[Standards] JID Escaping

Robin Redeker elmex at x-paste.de
Wed Jul 25 09:31:12 UTC 2007

On Wed, Jul 25, 2007 at 03:22:04AM +0530, Mridul Muralidharan wrote:
> Hi Robin,
> You should analyze as to who will actually need to encode or decode nodes.

> 1) Gateway's.

I know that JID escaping is for gateways, and it makes sense to define a
mapping. But not for ordinary 'I want a JID with an @ in my

> For the purpose of mapping foreign uid's to xmpp nodes.
> In this case, ONLY the gateway, will need to do encode/decode.
> All other entities will treat is as a JID - without any transformation 
> to node/domain/resource.
> It will encode a foreign id to node so that it becomes a valid xmpp JID.
> It will decode node from an xmpp 'to' for obtaining the destination in 
> the foreign network.

Makes complete sense and seems to me as the only sane application.
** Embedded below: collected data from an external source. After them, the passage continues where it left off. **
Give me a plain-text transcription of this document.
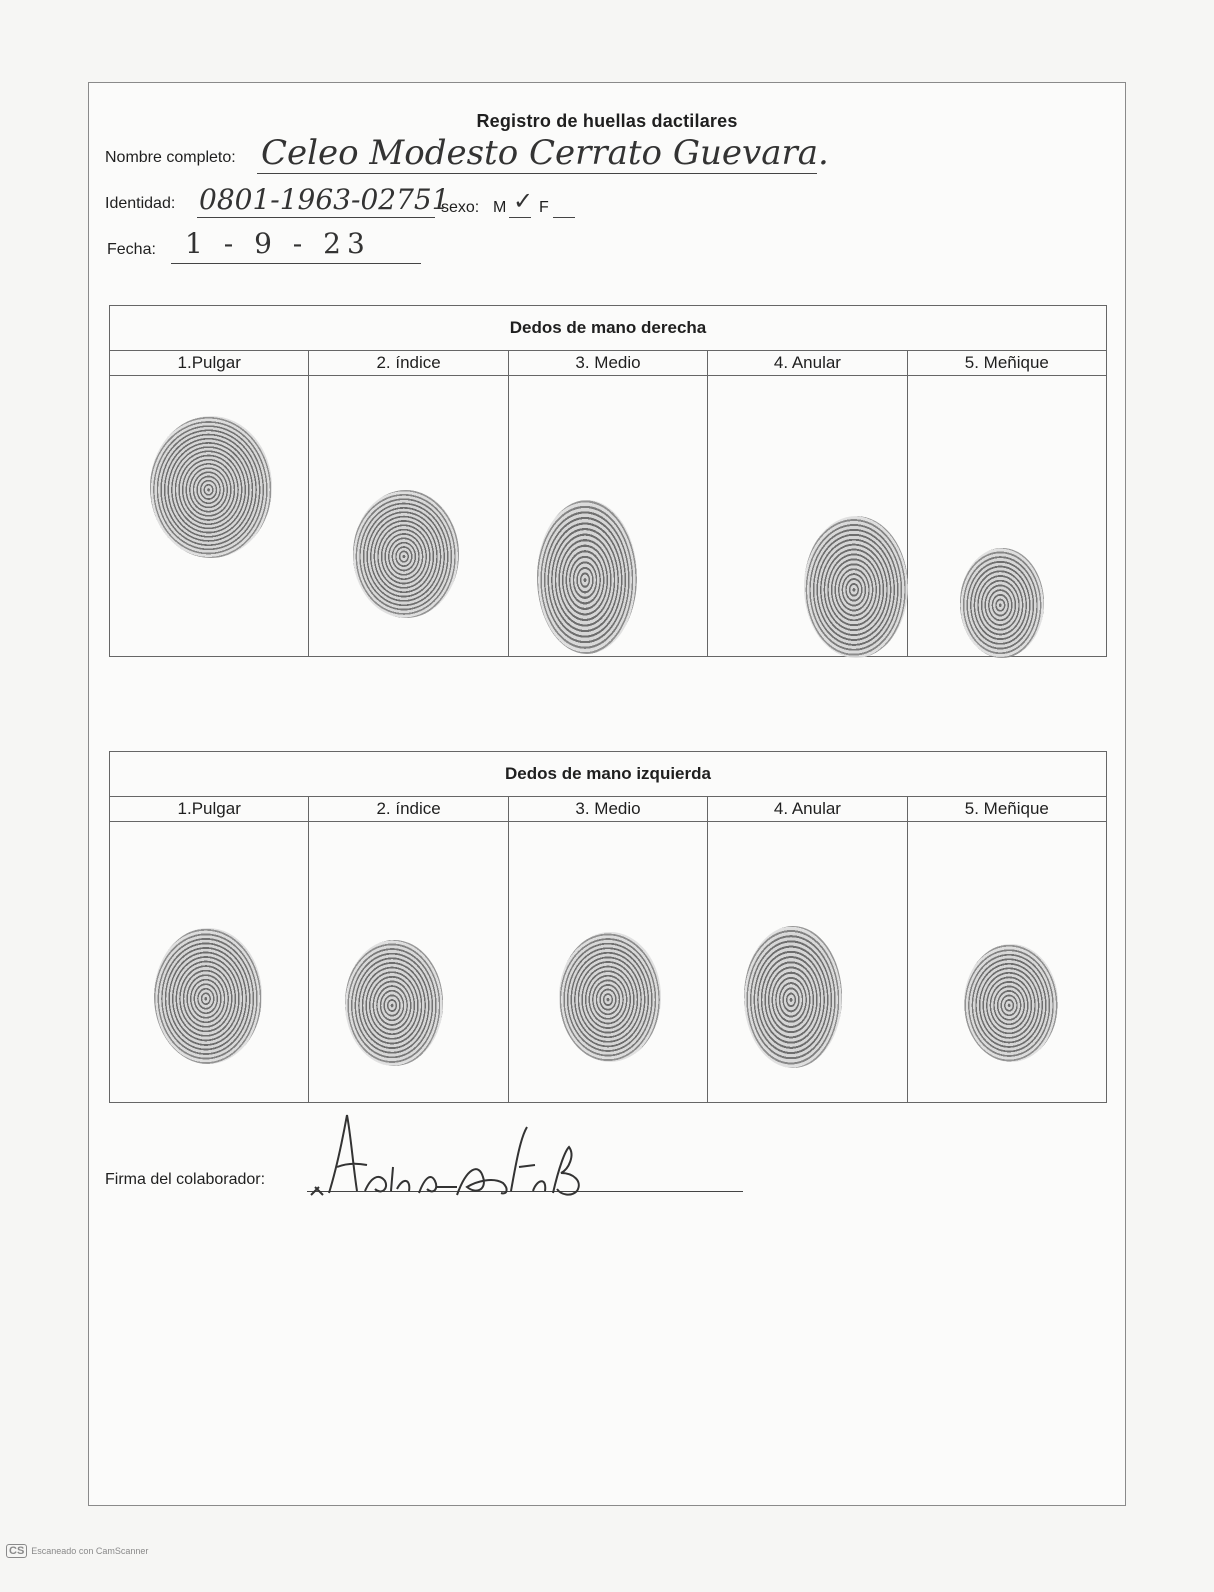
Registro de huellas dactilares
Nombre completo: Celeo Modesto Cerrato Guevara.
Identidad: 0801-1963-02751
sexo: M ✓ F
Fecha: 1 - 9 - 23
Dedos de mano derecha
1.Pulgar	2. índice	3. Medio	4. Anular	5. Meñique
Dedos de mano izquierda
1.Pulgar	2. índice	3. Medio	4. Anular	5. Meñique
Firma del colaborador:
CS Escaneado con CamScanner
> 2) Client's and server's.
> When the node is same as uid, and the uid of the user contains 
> prohibited characters. In this case, when client authorizes to server, 
> it would encode the uid to obtain the node - and then form the JID to be 
> used (Only the client encodes it as part of auth, and once authorization 
> is over, encoding of the JID is opaque to the client).
> At the server, it would decode the node to obtain the actual uid and use 
> that (backend store update, etc) - note that for purpose of routing, the 
> server would treat the jid as-is, only decode it to identify the backend 
> entry (database, ldap, file, etc) to which it has to persist/query data.
> (This is one way in which you would model things - servers can ofcourse 
> come up with other alternate ways to do this).
> Other than for these two, I cant really envision any other important 
> usecase which requires any entity (client, gateway, component or server) 
> to encode or decode - the above are directly related to and required for 
> xmpp routing.
> Hopefully, from this point of view, the xep might make more sense.

I completly agree.

> Robin Redeker wrote:
> >On Tue, Jul 24, 2007 at 10:10:45PM +0530, Mridul Muralidharan wrote:
> >>Robin Redeker wrote:
> >>>On Sat, Jul 21, 2007 at 08:17:19PM -0600, Peter Saint-Andre wrote:
> >>>>Robin Redeker wrote:
> >>>>>On Sat, Jul 21, 2007 at 09:20:27AM +0200, Mats Bengtsson wrote:
> >>>>>>>I think the whole XEP should be renamed to something like:
> >>>>>>>
> >>>>>>> XEP-0106 - JID Mapping for Gateways
> >>>>>>This would be better. But it breaks the generic usage of JIDs for 
> >>>>>>both users
> >>>>>>and gateways. It will create a lot of trouble.
> >>>>>>
> >>>>>The XEP seems to already create a lot of trouble. Just remind me to
> >>>>>register '\20stpeter at jabber.org' when every client unescapes JIDs ;-)
> >>>>No problem. The spec says:
> >>>>
> >>>>"The character sequence \20 MUST NOT be the first or last character of
> >>>>an escaped node identifier."
> >>>>
> >>>>But of course you can violate the spec if desired. ;-)
> >>>I don't violate the RFC here. I violate some optional extension.
> >>You cant specify the characters mentioned in the xep in the node without 
> >>escaping them - so trying to do so otherwise is a violation of the rfc.
> >>Ofcourse you can come up with a custom encoding (as we used to have), 
> >>but this does not allow any arbitrary client/server combination to 
> >>interoperate.
> >
> >Of course I can? With an old client? And it's even allowed and sane and
> >valid? Or do I miss something here?
> You cannot use prohibited characters - whether they are old clients or 
> bad clients.
> The first conforming xmpp recipient (typically the server) would kick 
> your stream out with a stream error.

But I am right that '\20fooobar at jabber.org' is a completly valid JID.
And that every server should accept it?

> >
> >>>The XEP-0106 has to exclude the JIDs which start or end with '\20' in the
> >>>nodepart from the escaping AND unescaping transformations.
> >>This is already present.
> >
> >Great, JIDs with '\20' in the beginning and end have been deprecated then?
> >Shouldn't the RFC be changed then?
> No, this is not related to the rfc.
> The rfc specifies list of prohibited characters - and they MUST NOT be 
> in the node.
> The xep allows a way of encoding these characters into the JID because 
> of requirements like what I mentioned above.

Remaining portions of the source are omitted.